Tumor markers have a number of clinical uses such as prediction of cancer, indicating prognosis, monitoring treatment, or following-up on cancer recurrence. Currently, some tumor markers have been sensitive enough to be used as targets of cancer therapy.
Human leukocyte antigen G (HLA-G) is a non-classical HLA class I molecule that was first explored in reproductive immune regulation for fetal implantations . Because HLA-G has immune suppressive functions, it has been assumed that HLA-G could play a role in tumor immune escape mechanisms. Thirty years ago, Paul et al.  first reported that HLAG expression was specifically observed in melanoma lesions. Since then, numerous subsequent studies with thousands of samples from more than thirty different types of tumors have demonstrated that HLA-G expression in cancers is highly related to immune suppressive microenvironments, advanced tumor stages, and poor therapeutic responses and prognosis . Accordingly, HLA-G has been recommended to be a novel biomarker for the diagnosis, prognosis, and tumor immune escape of human cancers.
A question remains on why HLA-G has not been applied to clinical practices after almost thirty years of extensive pre-clinical research. When used in cancer diagnosis, HLA-G is always found to have elevated levels in cancer patients while having low levels in healthy individuals. However, HLA-G is less predictable because HLA-G is associated with many types of cancer, and thus, lacks tumor specificity. Moreover, alterations in HLA-G expression are found to be associated with non-neoplastic diseases such as infection and autoimmune diseases. Thus, tests for cancer based on HLA-G are not free of false negatives or false positives.
Once a cancer is diagnosed, expressions of HLA-G in cancer tissues or blood circulations can indicate more advanced cancer stages and worse prognosis for various types of cancer. However, not many pre-clinical trials have been conducted to investigate whether cancer therapeutic regimes were chosen based on HLA-G tests or whether HLA-G tests were used to monitor the progress of treatments and to observe for any cancer recurrence after the treatments.
HLA-G tests should be considered during cancer immune therapy since immune suppressive functions of HLA-G through the HLA-G/ILTs signaling pathway favor tumor immune evasion and progression.
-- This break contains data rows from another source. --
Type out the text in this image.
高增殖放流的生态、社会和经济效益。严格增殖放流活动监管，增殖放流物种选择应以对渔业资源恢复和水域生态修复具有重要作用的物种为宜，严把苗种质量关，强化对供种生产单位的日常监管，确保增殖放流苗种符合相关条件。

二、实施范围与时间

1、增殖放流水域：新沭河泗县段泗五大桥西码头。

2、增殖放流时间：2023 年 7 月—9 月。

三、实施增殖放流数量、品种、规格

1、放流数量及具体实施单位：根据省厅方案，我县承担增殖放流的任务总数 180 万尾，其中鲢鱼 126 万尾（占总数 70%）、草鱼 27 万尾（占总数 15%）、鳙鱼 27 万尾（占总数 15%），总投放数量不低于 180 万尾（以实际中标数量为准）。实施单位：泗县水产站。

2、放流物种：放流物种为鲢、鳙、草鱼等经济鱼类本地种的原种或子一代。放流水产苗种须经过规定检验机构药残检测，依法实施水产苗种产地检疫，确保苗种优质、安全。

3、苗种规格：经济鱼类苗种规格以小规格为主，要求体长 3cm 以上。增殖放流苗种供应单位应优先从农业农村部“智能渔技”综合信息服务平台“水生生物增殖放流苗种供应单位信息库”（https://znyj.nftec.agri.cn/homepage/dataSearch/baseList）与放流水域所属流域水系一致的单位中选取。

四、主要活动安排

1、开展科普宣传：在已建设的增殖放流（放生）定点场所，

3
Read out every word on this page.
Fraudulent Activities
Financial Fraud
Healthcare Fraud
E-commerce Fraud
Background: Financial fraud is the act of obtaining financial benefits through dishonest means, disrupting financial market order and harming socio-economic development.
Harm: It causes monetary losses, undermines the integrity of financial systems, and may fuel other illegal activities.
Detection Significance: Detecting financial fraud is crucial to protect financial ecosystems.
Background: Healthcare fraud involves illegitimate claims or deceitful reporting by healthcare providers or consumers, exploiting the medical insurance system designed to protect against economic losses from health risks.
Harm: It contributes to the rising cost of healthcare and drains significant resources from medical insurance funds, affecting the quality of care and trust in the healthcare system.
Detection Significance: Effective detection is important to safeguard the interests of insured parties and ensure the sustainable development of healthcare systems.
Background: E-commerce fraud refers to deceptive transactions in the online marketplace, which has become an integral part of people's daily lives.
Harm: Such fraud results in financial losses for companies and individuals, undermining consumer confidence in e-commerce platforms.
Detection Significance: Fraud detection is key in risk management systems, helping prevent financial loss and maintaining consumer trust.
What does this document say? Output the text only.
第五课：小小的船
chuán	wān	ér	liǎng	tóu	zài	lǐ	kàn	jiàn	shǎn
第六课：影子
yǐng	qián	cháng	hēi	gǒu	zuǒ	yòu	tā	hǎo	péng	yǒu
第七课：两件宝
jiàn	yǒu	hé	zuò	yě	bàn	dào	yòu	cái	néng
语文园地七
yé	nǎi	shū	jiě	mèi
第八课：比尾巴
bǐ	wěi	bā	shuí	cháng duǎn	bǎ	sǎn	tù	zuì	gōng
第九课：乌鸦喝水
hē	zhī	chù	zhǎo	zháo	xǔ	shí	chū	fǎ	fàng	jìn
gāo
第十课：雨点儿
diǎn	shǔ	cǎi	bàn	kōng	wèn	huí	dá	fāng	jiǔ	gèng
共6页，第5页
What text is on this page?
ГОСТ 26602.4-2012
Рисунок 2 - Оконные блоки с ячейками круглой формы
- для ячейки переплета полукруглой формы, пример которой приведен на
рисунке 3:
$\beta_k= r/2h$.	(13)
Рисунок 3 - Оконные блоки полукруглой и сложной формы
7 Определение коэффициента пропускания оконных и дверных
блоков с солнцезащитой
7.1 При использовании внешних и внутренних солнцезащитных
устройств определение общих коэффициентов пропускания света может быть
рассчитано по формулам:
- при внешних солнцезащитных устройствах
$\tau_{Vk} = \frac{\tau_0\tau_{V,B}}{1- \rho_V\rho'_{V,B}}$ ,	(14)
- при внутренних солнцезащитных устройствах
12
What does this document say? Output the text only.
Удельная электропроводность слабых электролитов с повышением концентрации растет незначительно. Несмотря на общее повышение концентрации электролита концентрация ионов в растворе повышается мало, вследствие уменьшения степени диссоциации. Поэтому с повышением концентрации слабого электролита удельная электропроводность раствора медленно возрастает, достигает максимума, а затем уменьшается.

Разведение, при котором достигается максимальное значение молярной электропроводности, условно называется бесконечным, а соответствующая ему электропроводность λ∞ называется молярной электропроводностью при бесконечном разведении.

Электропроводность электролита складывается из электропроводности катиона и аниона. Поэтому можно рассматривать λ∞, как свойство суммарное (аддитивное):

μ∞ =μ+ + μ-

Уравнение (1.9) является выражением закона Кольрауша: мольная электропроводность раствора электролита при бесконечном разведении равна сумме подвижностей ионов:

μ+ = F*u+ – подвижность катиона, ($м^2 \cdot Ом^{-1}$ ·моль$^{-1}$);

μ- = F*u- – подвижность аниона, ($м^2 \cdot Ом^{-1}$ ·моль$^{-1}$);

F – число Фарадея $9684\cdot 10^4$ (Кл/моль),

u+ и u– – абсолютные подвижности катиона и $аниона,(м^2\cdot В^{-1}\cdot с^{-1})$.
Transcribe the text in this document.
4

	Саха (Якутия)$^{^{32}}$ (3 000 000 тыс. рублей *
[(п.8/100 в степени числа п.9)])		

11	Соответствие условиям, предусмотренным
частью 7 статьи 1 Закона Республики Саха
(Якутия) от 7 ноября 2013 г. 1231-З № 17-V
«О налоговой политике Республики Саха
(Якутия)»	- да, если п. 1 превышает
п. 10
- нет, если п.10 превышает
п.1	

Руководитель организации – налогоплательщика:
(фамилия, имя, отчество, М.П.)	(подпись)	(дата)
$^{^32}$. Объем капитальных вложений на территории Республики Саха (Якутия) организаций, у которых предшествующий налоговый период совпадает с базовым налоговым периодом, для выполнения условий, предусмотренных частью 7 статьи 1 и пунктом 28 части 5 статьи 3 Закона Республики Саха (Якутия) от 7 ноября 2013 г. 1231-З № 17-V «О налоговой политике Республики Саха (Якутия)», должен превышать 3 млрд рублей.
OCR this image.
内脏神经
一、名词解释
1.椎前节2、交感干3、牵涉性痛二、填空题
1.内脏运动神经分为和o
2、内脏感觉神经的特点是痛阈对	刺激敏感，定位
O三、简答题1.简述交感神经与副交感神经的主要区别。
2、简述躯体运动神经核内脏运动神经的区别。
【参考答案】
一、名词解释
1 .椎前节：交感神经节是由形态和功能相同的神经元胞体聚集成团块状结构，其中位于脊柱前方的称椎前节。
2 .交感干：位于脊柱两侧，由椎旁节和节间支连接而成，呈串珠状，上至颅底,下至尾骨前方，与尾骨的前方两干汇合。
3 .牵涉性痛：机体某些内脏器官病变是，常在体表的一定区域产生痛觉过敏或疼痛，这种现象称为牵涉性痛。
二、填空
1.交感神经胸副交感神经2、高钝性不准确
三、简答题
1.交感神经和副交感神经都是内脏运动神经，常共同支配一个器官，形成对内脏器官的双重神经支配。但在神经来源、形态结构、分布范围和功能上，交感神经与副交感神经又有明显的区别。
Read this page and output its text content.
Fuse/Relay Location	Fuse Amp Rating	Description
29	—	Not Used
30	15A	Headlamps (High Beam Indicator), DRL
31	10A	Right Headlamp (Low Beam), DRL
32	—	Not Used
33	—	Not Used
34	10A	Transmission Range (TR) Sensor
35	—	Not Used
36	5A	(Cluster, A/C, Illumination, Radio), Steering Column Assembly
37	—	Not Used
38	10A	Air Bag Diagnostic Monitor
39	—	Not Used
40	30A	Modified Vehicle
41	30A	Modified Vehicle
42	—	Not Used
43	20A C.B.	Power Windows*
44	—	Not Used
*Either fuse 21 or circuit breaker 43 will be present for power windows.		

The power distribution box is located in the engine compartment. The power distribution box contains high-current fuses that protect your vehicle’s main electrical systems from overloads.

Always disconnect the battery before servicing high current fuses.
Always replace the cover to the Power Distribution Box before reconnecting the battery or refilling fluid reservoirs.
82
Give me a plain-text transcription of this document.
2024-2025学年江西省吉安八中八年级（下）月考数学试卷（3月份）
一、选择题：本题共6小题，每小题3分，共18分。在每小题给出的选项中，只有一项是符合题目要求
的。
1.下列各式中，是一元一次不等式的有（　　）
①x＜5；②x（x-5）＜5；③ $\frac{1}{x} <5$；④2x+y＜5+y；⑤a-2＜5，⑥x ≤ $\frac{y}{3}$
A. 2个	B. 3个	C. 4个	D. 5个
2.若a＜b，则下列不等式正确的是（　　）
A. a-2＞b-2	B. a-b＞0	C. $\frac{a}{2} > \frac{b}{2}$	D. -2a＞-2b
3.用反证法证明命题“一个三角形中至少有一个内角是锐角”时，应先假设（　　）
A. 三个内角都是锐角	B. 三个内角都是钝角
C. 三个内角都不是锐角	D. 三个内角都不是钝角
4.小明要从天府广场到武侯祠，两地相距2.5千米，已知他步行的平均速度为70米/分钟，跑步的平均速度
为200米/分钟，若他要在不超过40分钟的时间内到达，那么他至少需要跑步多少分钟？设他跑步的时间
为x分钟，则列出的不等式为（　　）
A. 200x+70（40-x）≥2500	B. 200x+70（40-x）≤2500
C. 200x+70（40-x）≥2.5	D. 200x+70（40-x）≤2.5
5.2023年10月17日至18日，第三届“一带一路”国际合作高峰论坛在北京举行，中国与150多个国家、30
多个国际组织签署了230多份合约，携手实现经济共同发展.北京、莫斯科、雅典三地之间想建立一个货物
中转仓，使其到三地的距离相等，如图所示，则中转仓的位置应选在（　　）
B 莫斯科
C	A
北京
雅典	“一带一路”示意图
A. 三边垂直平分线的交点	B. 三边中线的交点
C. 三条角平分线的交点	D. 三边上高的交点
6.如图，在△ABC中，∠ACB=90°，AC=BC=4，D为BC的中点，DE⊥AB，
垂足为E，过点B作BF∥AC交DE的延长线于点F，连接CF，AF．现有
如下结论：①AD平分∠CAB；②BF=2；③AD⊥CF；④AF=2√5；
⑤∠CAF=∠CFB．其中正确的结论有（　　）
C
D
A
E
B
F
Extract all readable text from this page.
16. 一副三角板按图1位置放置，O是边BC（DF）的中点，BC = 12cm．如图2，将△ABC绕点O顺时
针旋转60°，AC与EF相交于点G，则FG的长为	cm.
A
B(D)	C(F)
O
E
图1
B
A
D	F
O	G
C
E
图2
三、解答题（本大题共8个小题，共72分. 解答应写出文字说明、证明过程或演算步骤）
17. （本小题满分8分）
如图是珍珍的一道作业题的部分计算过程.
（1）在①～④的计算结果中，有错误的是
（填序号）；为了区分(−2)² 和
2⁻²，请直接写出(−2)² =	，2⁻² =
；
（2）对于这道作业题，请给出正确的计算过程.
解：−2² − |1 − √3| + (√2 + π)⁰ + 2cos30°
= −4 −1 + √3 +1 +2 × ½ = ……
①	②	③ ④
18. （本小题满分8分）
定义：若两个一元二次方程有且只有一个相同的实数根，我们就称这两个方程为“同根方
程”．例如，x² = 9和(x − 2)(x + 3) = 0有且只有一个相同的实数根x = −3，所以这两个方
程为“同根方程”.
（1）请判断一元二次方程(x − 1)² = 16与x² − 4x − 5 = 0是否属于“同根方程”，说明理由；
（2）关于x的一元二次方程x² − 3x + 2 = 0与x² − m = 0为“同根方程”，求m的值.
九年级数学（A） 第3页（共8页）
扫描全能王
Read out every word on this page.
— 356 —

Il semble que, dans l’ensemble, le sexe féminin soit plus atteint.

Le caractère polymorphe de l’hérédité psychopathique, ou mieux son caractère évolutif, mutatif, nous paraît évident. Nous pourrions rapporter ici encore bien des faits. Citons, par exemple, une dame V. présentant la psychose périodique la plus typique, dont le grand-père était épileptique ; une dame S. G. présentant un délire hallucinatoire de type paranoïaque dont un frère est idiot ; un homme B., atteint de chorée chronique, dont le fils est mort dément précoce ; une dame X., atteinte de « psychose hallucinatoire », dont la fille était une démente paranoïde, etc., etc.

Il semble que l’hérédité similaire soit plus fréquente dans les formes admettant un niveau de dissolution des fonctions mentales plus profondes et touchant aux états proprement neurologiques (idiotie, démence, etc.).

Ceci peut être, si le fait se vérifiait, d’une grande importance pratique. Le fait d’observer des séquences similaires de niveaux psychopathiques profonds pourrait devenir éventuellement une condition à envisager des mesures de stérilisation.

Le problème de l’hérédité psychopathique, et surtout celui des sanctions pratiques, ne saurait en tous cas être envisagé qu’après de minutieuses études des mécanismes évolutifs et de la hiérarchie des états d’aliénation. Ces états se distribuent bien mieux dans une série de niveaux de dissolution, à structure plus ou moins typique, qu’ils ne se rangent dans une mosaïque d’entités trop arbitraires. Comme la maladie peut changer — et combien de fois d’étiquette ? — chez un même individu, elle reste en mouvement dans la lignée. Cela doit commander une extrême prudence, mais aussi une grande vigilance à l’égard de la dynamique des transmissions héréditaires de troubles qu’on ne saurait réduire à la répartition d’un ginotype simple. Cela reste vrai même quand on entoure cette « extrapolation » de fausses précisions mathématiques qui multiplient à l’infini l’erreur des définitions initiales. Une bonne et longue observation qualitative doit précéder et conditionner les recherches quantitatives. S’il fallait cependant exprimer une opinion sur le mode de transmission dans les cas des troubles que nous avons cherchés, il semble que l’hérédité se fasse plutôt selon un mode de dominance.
Some studies have demonstrated that the induction of HLA-G expression during immune therapy may impair the therapeutic effects and that HLA-G expression status can dramatically affect therapeutic responses [4,5].
Interestingly, HLA-G was supposed to be used as an effective target for anti-cancer drug delivery to the HLA-G-positive tumor cells for killing the residual tumor cells and for inhibiting the recurrence . Recently, the HLA-G/ILTs signaling pathway has been touted as a new checkpoint molecule in addition to other checkpoint molecules such as cytotoxic T lymphocyte-associated protein 4 (CTLA-4)/B7 and programmed cell death protein-1 (PD-1)/PD-L1 . In particular, the HLA-G/ILTs signaling pathway is seen as a promising immunotherapy target by applying HLA-G antagonists or anti-HLA-G or anti-ILT antibodies to block the interaction between ILT receptors and HLA-G .
However, all the evidences suggesting that the HLA-G/ILTs signaling pathway is a novel checkpoint were obtained from in vitro cell experiments or in vivo animal models. As such, clinical trials with internationally recommended standardization protocols, larger cohorts, and prospective studies are still needed in order to confirm and validate HLA-G as a target before routine applications in clinical settings.
Similarly, as described above, more clinical trials are required in the future to determine whether HLA-G tests can be used as biomarkers to monitor cancer therapy or watch for cancer recurrence. As a result, HLA-G tests would need to be first recognized by international clinical oncology organizations and approved by the appropriate authorities before HLA-G can be accepted as a valuable biomarker in any clinical practice.